Brimming with lively animals both real and fantastic, the bestiary was one of the great illuminated manuscript traditions of the Middle Ages. Encompassing imaginary creatures such as the unicorn, siren, and griffin; exotic beasts including the tiger, elephant, and ape; as well as animals native to Europe like the beaver, dog, and hedgehog, the bestiary is a vibrant testimony to the medieval understanding of animals and their role in the world. So iconic were the stories and images of the bestiary that its beasts essentially escaped from the pages, appearing in a wide variety of manuscripts and other objects, including tapestries, ivories, metalwork, and sculpture.

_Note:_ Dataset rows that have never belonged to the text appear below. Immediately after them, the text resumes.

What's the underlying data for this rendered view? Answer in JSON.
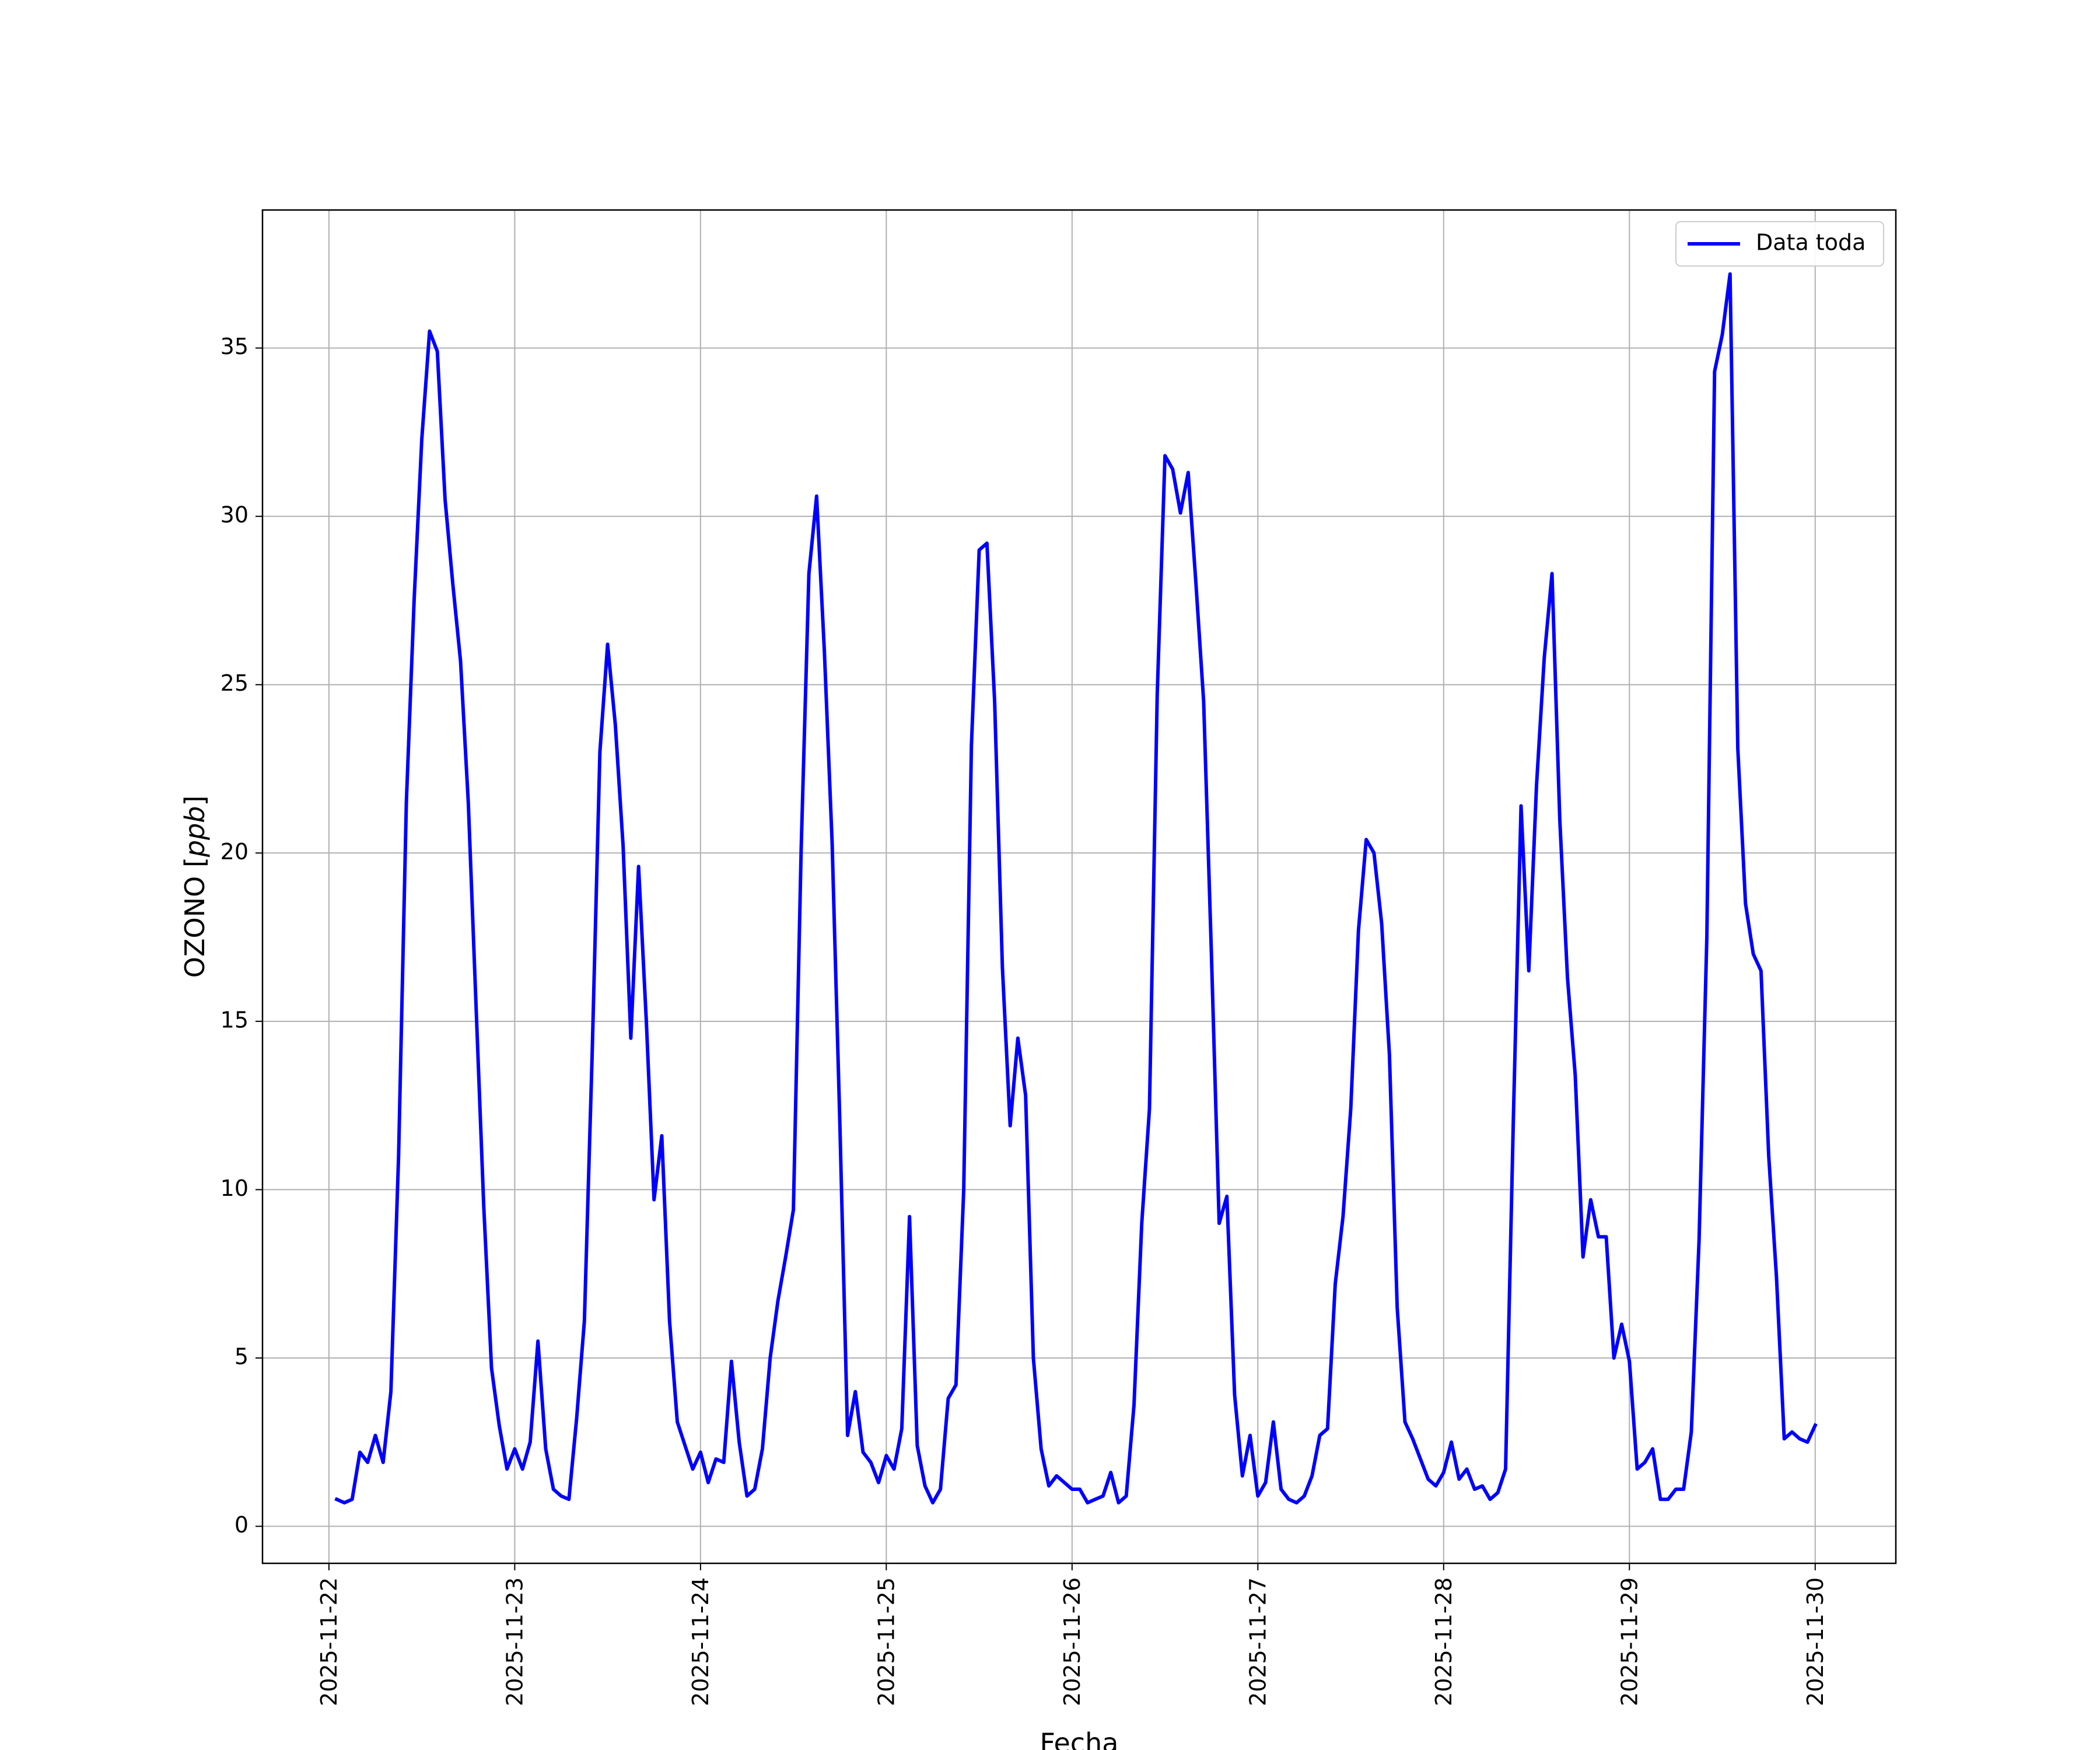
{
  "chart_data": {
    "type": "line",
    "title": "",
    "xlabel": "Fecha",
    "ylabel": "OZONO [ppb]",
    "ylabel_parts": {
      "main": "OZONO ",
      "open": "[",
      "unit": "ppb",
      "close": "]"
    },
    "x_tick_labels": [
      "2025-11-22",
      "2025-11-23",
      "2025-11-24",
      "2025-11-25",
      "2025-11-26",
      "2025-11-27",
      "2025-11-28",
      "2025-11-29",
      "2025-11-30"
    ],
    "y_ticks": [
      0,
      5,
      10,
      15,
      20,
      25,
      30,
      35
    ],
    "xlim": [
      "2025-11-21T15:25",
      "2025-11-30T10:25"
    ],
    "ylim": [
      -1.1,
      39.1
    ],
    "grid": true,
    "legend": {
      "position": "top-right",
      "entries": [
        "Data toda"
      ]
    },
    "series": [
      {
        "name": "Data toda",
        "color": "#0000ff",
        "points": [
          [
            "2025-11-22T01:00",
            0.8
          ],
          [
            "2025-11-22T02:00",
            0.7
          ],
          [
            "2025-11-22T03:00",
            0.8
          ],
          [
            "2025-11-22T04:00",
            2.2
          ],
          [
            "2025-11-22T05:00",
            1.9
          ],
          [
            "2025-11-22T06:00",
            2.7
          ],
          [
            "2025-11-22T07:00",
            1.9
          ],
          [
            "2025-11-22T08:00",
            4.0
          ],
          [
            "2025-11-22T09:00",
            11.0
          ],
          [
            "2025-11-22T10:00",
            21.5
          ],
          [
            "2025-11-22T11:00",
            27.5
          ],
          [
            "2025-11-22T12:00",
            32.3
          ],
          [
            "2025-11-22T13:00",
            35.5
          ],
          [
            "2025-11-22T14:00",
            34.9
          ],
          [
            "2025-11-22T15:00",
            30.5
          ],
          [
            "2025-11-22T16:00",
            28.0
          ],
          [
            "2025-11-22T17:00",
            25.7
          ],
          [
            "2025-11-22T18:00",
            21.5
          ],
          [
            "2025-11-22T19:00",
            15.5
          ],
          [
            "2025-11-22T20:00",
            9.5
          ],
          [
            "2025-11-22T21:00",
            4.7
          ],
          [
            "2025-11-22T22:00",
            3.0
          ],
          [
            "2025-11-22T23:00",
            1.7
          ],
          [
            "2025-11-23T00:00",
            2.3
          ],
          [
            "2025-11-23T01:00",
            1.7
          ],
          [
            "2025-11-23T02:00",
            2.5
          ],
          [
            "2025-11-23T03:00",
            5.5
          ],
          [
            "2025-11-23T04:00",
            2.3
          ],
          [
            "2025-11-23T05:00",
            1.1
          ],
          [
            "2025-11-23T06:00",
            0.9
          ],
          [
            "2025-11-23T07:00",
            0.8
          ],
          [
            "2025-11-23T08:00",
            3.2
          ],
          [
            "2025-11-23T09:00",
            6.1
          ],
          [
            "2025-11-23T10:00",
            14.0
          ],
          [
            "2025-11-23T11:00",
            23.0
          ],
          [
            "2025-11-23T12:00",
            26.2
          ],
          [
            "2025-11-23T13:00",
            23.8
          ],
          [
            "2025-11-23T14:00",
            20.2
          ],
          [
            "2025-11-23T15:00",
            14.5
          ],
          [
            "2025-11-23T16:00",
            19.6
          ],
          [
            "2025-11-23T17:00",
            15.0
          ],
          [
            "2025-11-23T18:00",
            9.7
          ],
          [
            "2025-11-23T19:00",
            11.6
          ],
          [
            "2025-11-23T20:00",
            6.1
          ],
          [
            "2025-11-23T21:00",
            3.1
          ],
          [
            "2025-11-23T22:00",
            2.4
          ],
          [
            "2025-11-23T23:00",
            1.7
          ],
          [
            "2025-11-24T00:00",
            2.2
          ],
          [
            "2025-11-24T01:00",
            1.3
          ],
          [
            "2025-11-24T02:00",
            2.0
          ],
          [
            "2025-11-24T03:00",
            1.9
          ],
          [
            "2025-11-24T04:00",
            4.9
          ],
          [
            "2025-11-24T05:00",
            2.5
          ],
          [
            "2025-11-24T06:00",
            0.9
          ],
          [
            "2025-11-24T07:00",
            1.1
          ],
          [
            "2025-11-24T08:00",
            2.3
          ],
          [
            "2025-11-24T09:00",
            5.0
          ],
          [
            "2025-11-24T10:00",
            6.7
          ],
          [
            "2025-11-24T11:00",
            8.0
          ],
          [
            "2025-11-24T12:00",
            9.4
          ],
          [
            "2025-11-24T13:00",
            20.1
          ],
          [
            "2025-11-24T14:00",
            28.3
          ],
          [
            "2025-11-24T15:00",
            30.6
          ],
          [
            "2025-11-24T16:00",
            26.0
          ],
          [
            "2025-11-24T17:00",
            20.3
          ],
          [
            "2025-11-24T18:00",
            12.0
          ],
          [
            "2025-11-24T19:00",
            2.7
          ],
          [
            "2025-11-24T20:00",
            4.0
          ],
          [
            "2025-11-24T21:00",
            2.2
          ],
          [
            "2025-11-24T22:00",
            1.9
          ],
          [
            "2025-11-24T23:00",
            1.3
          ],
          [
            "2025-11-25T00:00",
            2.1
          ],
          [
            "2025-11-25T01:00",
            1.7
          ],
          [
            "2025-11-25T02:00",
            2.9
          ],
          [
            "2025-11-25T03:00",
            9.2
          ],
          [
            "2025-11-25T04:00",
            2.4
          ],
          [
            "2025-11-25T05:00",
            1.2
          ],
          [
            "2025-11-25T06:00",
            0.7
          ],
          [
            "2025-11-25T07:00",
            1.1
          ],
          [
            "2025-11-25T08:00",
            3.8
          ],
          [
            "2025-11-25T09:00",
            4.2
          ],
          [
            "2025-11-25T10:00",
            10.0
          ],
          [
            "2025-11-25T11:00",
            23.2
          ],
          [
            "2025-11-25T12:00",
            29.0
          ],
          [
            "2025-11-25T13:00",
            29.2
          ],
          [
            "2025-11-25T14:00",
            24.5
          ],
          [
            "2025-11-25T15:00",
            16.6
          ],
          [
            "2025-11-25T16:00",
            11.9
          ],
          [
            "2025-11-25T17:00",
            14.5
          ],
          [
            "2025-11-25T18:00",
            12.8
          ],
          [
            "2025-11-25T19:00",
            5.0
          ],
          [
            "2025-11-25T20:00",
            2.3
          ],
          [
            "2025-11-25T21:00",
            1.2
          ],
          [
            "2025-11-25T22:00",
            1.5
          ],
          [
            "2025-11-25T23:00",
            1.3
          ],
          [
            "2025-11-26T00:00",
            1.1
          ],
          [
            "2025-11-26T01:00",
            1.1
          ],
          [
            "2025-11-26T02:00",
            0.7
          ],
          [
            "2025-11-26T03:00",
            0.8
          ],
          [
            "2025-11-26T04:00",
            0.9
          ],
          [
            "2025-11-26T05:00",
            1.6
          ],
          [
            "2025-11-26T06:00",
            0.7
          ],
          [
            "2025-11-26T07:00",
            0.9
          ],
          [
            "2025-11-26T08:00",
            3.6
          ],
          [
            "2025-11-26T09:00",
            9.0
          ],
          [
            "2025-11-26T10:00",
            12.4
          ],
          [
            "2025-11-26T11:00",
            24.7
          ],
          [
            "2025-11-26T12:00",
            31.8
          ],
          [
            "2025-11-26T13:00",
            31.4
          ],
          [
            "2025-11-26T14:00",
            30.1
          ],
          [
            "2025-11-26T15:00",
            31.3
          ],
          [
            "2025-11-26T16:00",
            28.0
          ],
          [
            "2025-11-26T17:00",
            24.5
          ],
          [
            "2025-11-26T18:00",
            17.0
          ],
          [
            "2025-11-26T19:00",
            9.0
          ],
          [
            "2025-11-26T20:00",
            9.8
          ],
          [
            "2025-11-26T21:00",
            3.9
          ],
          [
            "2025-11-26T22:00",
            1.5
          ],
          [
            "2025-11-26T23:00",
            2.7
          ],
          [
            "2025-11-27T00:00",
            0.9
          ],
          [
            "2025-11-27T01:00",
            1.3
          ],
          [
            "2025-11-27T02:00",
            3.1
          ],
          [
            "2025-11-27T03:00",
            1.1
          ],
          [
            "2025-11-27T04:00",
            0.8
          ],
          [
            "2025-11-27T05:00",
            0.7
          ],
          [
            "2025-11-27T06:00",
            0.9
          ],
          [
            "2025-11-27T07:00",
            1.5
          ],
          [
            "2025-11-27T08:00",
            2.7
          ],
          [
            "2025-11-27T09:00",
            2.9
          ],
          [
            "2025-11-27T10:00",
            7.2
          ],
          [
            "2025-11-27T11:00",
            9.2
          ],
          [
            "2025-11-27T12:00",
            12.4
          ],
          [
            "2025-11-27T13:00",
            17.7
          ],
          [
            "2025-11-27T14:00",
            20.4
          ],
          [
            "2025-11-27T15:00",
            20.0
          ],
          [
            "2025-11-27T16:00",
            17.9
          ],
          [
            "2025-11-27T17:00",
            14.0
          ],
          [
            "2025-11-27T18:00",
            6.5
          ],
          [
            "2025-11-27T19:00",
            3.1
          ],
          [
            "2025-11-27T20:00",
            2.6
          ],
          [
            "2025-11-27T21:00",
            2.0
          ],
          [
            "2025-11-27T22:00",
            1.4
          ],
          [
            "2025-11-27T23:00",
            1.2
          ],
          [
            "2025-11-28T00:00",
            1.6
          ],
          [
            "2025-11-28T01:00",
            2.5
          ],
          [
            "2025-11-28T02:00",
            1.4
          ],
          [
            "2025-11-28T03:00",
            1.7
          ],
          [
            "2025-11-28T04:00",
            1.1
          ],
          [
            "2025-11-28T05:00",
            1.2
          ],
          [
            "2025-11-28T06:00",
            0.8
          ],
          [
            "2025-11-28T07:00",
            1.0
          ],
          [
            "2025-11-28T08:00",
            1.7
          ],
          [
            "2025-11-28T09:00",
            12.0
          ],
          [
            "2025-11-28T10:00",
            21.4
          ],
          [
            "2025-11-28T11:00",
            16.5
          ],
          [
            "2025-11-28T12:00",
            22.0
          ],
          [
            "2025-11-28T13:00",
            25.8
          ],
          [
            "2025-11-28T14:00",
            28.3
          ],
          [
            "2025-11-28T15:00",
            21.0
          ],
          [
            "2025-11-28T16:00",
            16.3
          ],
          [
            "2025-11-28T17:00",
            13.4
          ],
          [
            "2025-11-28T18:00",
            8.0
          ],
          [
            "2025-11-28T19:00",
            9.7
          ],
          [
            "2025-11-28T20:00",
            8.6
          ],
          [
            "2025-11-28T21:00",
            8.6
          ],
          [
            "2025-11-28T22:00",
            5.0
          ],
          [
            "2025-11-28T23:00",
            6.0
          ],
          [
            "2025-11-29T00:00",
            4.9
          ],
          [
            "2025-11-29T01:00",
            1.7
          ],
          [
            "2025-11-29T02:00",
            1.9
          ],
          [
            "2025-11-29T03:00",
            2.3
          ],
          [
            "2025-11-29T04:00",
            0.8
          ],
          [
            "2025-11-29T05:00",
            0.8
          ],
          [
            "2025-11-29T06:00",
            1.1
          ],
          [
            "2025-11-29T07:00",
            1.1
          ],
          [
            "2025-11-29T08:00",
            2.8
          ],
          [
            "2025-11-29T09:00",
            8.5
          ],
          [
            "2025-11-29T10:00",
            17.5
          ],
          [
            "2025-11-29T11:00",
            34.3
          ],
          [
            "2025-11-29T12:00",
            35.4
          ],
          [
            "2025-11-29T13:00",
            37.2
          ],
          [
            "2025-11-29T14:00",
            23.1
          ],
          [
            "2025-11-29T15:00",
            18.5
          ],
          [
            "2025-11-29T16:00",
            17.0
          ],
          [
            "2025-11-29T17:00",
            16.5
          ],
          [
            "2025-11-29T18:00",
            11.0
          ],
          [
            "2025-11-29T19:00",
            7.4
          ],
          [
            "2025-11-29T20:00",
            2.6
          ],
          [
            "2025-11-29T21:00",
            2.8
          ],
          [
            "2025-11-29T22:00",
            2.6
          ],
          [
            "2025-11-29T23:00",
            2.5
          ],
          [
            "2025-11-30T00:00",
            3.0
          ]
        ]
      }
    ]
  }
}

With over 270 colour illustrations and contributions by twenty-five leading scholars, this gorgeous volume explores the bestiary and its widespread influence on medieval art and culture as well as on modern and contemporary artists like Pablo Picasso and Damien Hirst.
Book of Beasts is published to accompany an exhibition on view at the J. Paul Getty Museum at the Getty Center May 14 to August 18, 2019.
Elizabeth Morrison is senior curator of manuscripts at the J. Paul Getty Museum, coauthor of The Adventures of Gillion de Trazegnies (Getty Publications, 2015), and editor of A Knight for the Ages: Jacques de Lalaing and the Art of Chivalry (Getty Publications, 2018).
Larisa Grollemond is assistant curator of manuscripts at the J. Paul Getty Museum.
"This volume would make a good addition for students of medieval art, calligraphers, illuminators, artists, art lovers, and students of ecclesiastical Latin and Greek. It is written in a meticulous and scholarly style, but as a layperson I had no problems understanding and learning from the included essays."
– Nonstop Reader
"Like the manuscripts it considers, the book is a feast for the eye and a breath-taking cache of knowledge, which offers a much-needed balance to pre-existing scholarship on the bestiary's textual history."